Jenderal Sigit mengungkapkan, pihaknya telah mengupayakan langkah restorative justice atau mediasi dalam menyelesaikan kasus ini sebelum akhirnya dibawa ke pengadilan.
“Jika terbukti adanya transaksi sebesar Rp50 juta atau ada yang meminta uang, saya minta untuk diproses dan dipecat,” ujar Jenderal Sigit dalam pernyataannya seusai rapat kerja bersama Komisi III DPR di Kompleks MPR/DPR/DPD RI, Senayan, Jakarta, dilansir dari detik.com, Senin (11/11/2024).
Menurut Jenderal Sigit, pihak kepolisian telah melakukan mediasi hingga enam kali dengan melibatkan berbagai pemangku kepentingan.
“Kami menginginkan penyelesaian yang tidak merugikan pihak manapun, mengingat ini terkait anak-anak yang masih dalam usia sekolah serta seorang guru,” jelasnya.
Upaya mediasi ini juga melibatkan pemerintah daerah, termasuk bupati setempat, serta organisasi Persatuan Guru Republik Indonesia (PGRI) guna mencapai penyelesaian terbaik.
“Harapan kami adalah agar kasus ini bisa diselesaikan melalui restorative justice.
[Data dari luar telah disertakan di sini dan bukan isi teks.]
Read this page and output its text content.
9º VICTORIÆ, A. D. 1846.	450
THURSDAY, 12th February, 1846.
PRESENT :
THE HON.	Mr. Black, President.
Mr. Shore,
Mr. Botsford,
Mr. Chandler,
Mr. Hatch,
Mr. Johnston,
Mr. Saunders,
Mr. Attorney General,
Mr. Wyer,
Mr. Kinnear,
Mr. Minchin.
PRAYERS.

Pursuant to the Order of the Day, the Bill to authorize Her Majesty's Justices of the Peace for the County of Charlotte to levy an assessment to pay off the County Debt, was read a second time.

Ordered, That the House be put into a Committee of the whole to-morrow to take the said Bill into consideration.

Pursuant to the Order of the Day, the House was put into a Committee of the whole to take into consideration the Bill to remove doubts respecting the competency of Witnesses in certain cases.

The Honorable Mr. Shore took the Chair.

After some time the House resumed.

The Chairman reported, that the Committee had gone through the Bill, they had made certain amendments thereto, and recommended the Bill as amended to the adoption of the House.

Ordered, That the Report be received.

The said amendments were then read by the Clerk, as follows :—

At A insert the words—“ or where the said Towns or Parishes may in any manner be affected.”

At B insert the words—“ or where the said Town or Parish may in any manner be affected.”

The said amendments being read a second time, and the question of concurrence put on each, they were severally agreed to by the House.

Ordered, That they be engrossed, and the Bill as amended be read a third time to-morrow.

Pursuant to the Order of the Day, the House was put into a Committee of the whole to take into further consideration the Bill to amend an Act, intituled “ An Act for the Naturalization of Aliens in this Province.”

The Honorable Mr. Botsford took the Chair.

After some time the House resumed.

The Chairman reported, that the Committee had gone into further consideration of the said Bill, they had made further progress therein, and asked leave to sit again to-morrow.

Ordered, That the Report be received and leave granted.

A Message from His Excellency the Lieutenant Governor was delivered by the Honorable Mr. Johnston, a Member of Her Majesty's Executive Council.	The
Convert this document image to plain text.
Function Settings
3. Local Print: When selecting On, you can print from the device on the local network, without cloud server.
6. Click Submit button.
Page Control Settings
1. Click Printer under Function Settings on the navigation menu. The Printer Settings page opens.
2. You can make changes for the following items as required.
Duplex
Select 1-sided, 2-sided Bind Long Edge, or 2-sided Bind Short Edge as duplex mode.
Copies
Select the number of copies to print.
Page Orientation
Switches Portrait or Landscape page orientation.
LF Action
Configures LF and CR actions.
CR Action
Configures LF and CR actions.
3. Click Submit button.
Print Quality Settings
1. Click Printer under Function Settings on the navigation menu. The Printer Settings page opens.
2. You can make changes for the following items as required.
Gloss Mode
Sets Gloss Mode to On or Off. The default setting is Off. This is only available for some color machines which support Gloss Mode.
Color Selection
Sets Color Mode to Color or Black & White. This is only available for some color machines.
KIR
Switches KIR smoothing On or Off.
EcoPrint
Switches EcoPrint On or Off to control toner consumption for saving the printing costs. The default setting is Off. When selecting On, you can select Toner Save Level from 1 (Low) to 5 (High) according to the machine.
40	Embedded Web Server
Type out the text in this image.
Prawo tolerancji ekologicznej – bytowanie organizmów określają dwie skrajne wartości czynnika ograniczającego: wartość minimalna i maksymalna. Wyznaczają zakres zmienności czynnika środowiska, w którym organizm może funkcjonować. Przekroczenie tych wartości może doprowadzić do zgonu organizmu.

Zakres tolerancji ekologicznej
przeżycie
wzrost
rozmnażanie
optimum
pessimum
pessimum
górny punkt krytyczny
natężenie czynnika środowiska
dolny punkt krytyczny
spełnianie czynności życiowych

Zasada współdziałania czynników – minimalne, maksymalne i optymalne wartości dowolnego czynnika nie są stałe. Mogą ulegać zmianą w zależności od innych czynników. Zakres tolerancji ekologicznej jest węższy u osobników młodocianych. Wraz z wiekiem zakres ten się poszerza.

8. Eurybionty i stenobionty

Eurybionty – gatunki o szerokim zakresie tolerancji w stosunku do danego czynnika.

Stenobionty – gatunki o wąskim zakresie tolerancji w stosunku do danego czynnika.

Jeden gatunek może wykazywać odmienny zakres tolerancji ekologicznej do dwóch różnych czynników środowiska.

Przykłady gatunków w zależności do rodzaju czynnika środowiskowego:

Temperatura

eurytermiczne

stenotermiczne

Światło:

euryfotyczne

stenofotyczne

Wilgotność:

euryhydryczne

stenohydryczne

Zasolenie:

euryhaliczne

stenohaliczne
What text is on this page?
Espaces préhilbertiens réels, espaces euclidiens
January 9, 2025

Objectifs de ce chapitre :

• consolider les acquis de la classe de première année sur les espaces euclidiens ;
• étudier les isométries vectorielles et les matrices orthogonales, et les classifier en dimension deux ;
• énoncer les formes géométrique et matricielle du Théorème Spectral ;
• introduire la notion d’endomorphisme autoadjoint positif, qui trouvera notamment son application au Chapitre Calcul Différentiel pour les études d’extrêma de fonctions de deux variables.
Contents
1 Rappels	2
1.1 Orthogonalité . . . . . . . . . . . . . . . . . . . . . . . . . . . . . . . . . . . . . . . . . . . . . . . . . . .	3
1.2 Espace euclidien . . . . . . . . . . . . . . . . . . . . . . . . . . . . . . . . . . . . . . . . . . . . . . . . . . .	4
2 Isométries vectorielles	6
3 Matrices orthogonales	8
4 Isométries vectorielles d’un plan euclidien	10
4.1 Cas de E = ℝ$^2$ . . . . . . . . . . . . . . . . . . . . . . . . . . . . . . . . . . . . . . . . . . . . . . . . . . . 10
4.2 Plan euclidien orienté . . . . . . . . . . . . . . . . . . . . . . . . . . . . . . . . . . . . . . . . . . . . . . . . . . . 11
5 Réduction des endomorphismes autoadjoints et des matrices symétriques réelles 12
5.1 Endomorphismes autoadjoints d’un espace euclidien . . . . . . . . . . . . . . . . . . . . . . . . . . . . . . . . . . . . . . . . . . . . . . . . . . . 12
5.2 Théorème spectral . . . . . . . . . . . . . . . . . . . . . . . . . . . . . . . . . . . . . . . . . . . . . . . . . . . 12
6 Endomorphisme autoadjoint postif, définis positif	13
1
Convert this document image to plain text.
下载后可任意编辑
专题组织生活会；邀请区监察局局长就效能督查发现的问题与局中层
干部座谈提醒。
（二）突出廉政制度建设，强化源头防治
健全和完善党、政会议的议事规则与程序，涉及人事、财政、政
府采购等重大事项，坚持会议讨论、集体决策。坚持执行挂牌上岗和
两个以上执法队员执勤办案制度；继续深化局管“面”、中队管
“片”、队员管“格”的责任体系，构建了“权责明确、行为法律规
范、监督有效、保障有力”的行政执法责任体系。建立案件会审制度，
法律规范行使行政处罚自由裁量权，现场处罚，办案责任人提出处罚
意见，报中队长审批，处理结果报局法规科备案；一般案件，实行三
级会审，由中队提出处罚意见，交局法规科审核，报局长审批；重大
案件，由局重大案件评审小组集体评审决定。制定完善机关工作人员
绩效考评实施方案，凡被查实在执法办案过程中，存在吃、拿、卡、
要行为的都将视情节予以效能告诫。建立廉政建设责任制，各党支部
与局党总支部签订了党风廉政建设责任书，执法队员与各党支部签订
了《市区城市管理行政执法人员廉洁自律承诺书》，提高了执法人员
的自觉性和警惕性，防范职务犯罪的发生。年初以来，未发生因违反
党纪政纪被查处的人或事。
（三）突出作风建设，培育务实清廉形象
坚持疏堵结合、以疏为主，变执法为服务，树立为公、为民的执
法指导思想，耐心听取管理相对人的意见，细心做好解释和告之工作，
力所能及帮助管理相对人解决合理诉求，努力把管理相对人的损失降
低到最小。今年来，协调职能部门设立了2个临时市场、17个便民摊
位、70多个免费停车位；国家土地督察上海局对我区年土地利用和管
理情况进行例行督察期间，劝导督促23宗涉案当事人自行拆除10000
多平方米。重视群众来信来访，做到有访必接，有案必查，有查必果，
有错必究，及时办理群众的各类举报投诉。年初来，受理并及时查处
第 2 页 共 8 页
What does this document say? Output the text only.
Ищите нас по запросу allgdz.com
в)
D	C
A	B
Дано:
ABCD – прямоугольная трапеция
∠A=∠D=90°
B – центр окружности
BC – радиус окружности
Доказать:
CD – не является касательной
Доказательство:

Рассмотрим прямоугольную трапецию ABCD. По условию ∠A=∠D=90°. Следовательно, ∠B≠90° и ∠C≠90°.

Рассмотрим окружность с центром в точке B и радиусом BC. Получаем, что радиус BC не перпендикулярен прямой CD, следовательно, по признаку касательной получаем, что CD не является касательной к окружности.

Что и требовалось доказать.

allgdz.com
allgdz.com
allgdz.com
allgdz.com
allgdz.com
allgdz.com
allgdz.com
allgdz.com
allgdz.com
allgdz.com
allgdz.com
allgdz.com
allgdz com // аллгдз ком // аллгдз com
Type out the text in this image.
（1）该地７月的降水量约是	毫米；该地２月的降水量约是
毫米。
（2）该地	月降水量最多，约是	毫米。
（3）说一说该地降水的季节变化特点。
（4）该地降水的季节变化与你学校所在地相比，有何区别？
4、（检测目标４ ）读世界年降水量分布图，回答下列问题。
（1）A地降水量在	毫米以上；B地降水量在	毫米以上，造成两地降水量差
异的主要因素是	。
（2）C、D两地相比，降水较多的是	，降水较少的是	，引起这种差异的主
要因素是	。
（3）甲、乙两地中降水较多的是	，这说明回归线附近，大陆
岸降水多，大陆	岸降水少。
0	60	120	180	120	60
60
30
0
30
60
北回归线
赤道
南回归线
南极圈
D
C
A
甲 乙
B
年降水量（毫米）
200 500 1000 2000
Namun, setelah enam kali mediasi, belum tercapai hasil yang memadai, sehingga kasusnya tetap berlanjut ke pengadilan,” ungkap Jenderal Sigit.
Ia menambahkan, pihaknya tetap menyerahkan proses hukum ini kepada majelis hakim sebagai pihak yang berwenang.
Sebelumnya, dilansir dari detikSulsel kasus Supriyani menjadi perhatian publik ketika polisi memastikan bahwa guru honorer tersebut tidak ditahan, meskipun ditetapkan sebagai tersangka. Polisi menyatakan kebijakan tersebut diambil sebagai bentuk empati terhadap Supriyani.
“Dari awal, kami tidak pernah melakukan penahanan terhadap yang bersangkutan,” kata Kepala Bidang Humas Polda Sultra Kombes Iis Kristian dalam pernyataannya, Selasa (22/10/2024).
Kasus bermula ketika pada April 2024 orang tua dari seorang siswa melaporkan dugaan penganiayaan yang dilakukan Supriyani terhadap anak mereka. Saat itu, pihak kepolisian lebih memilih untuk melakukan mediasi sebelum akhirnya kasus berlanjut ke penyidikan.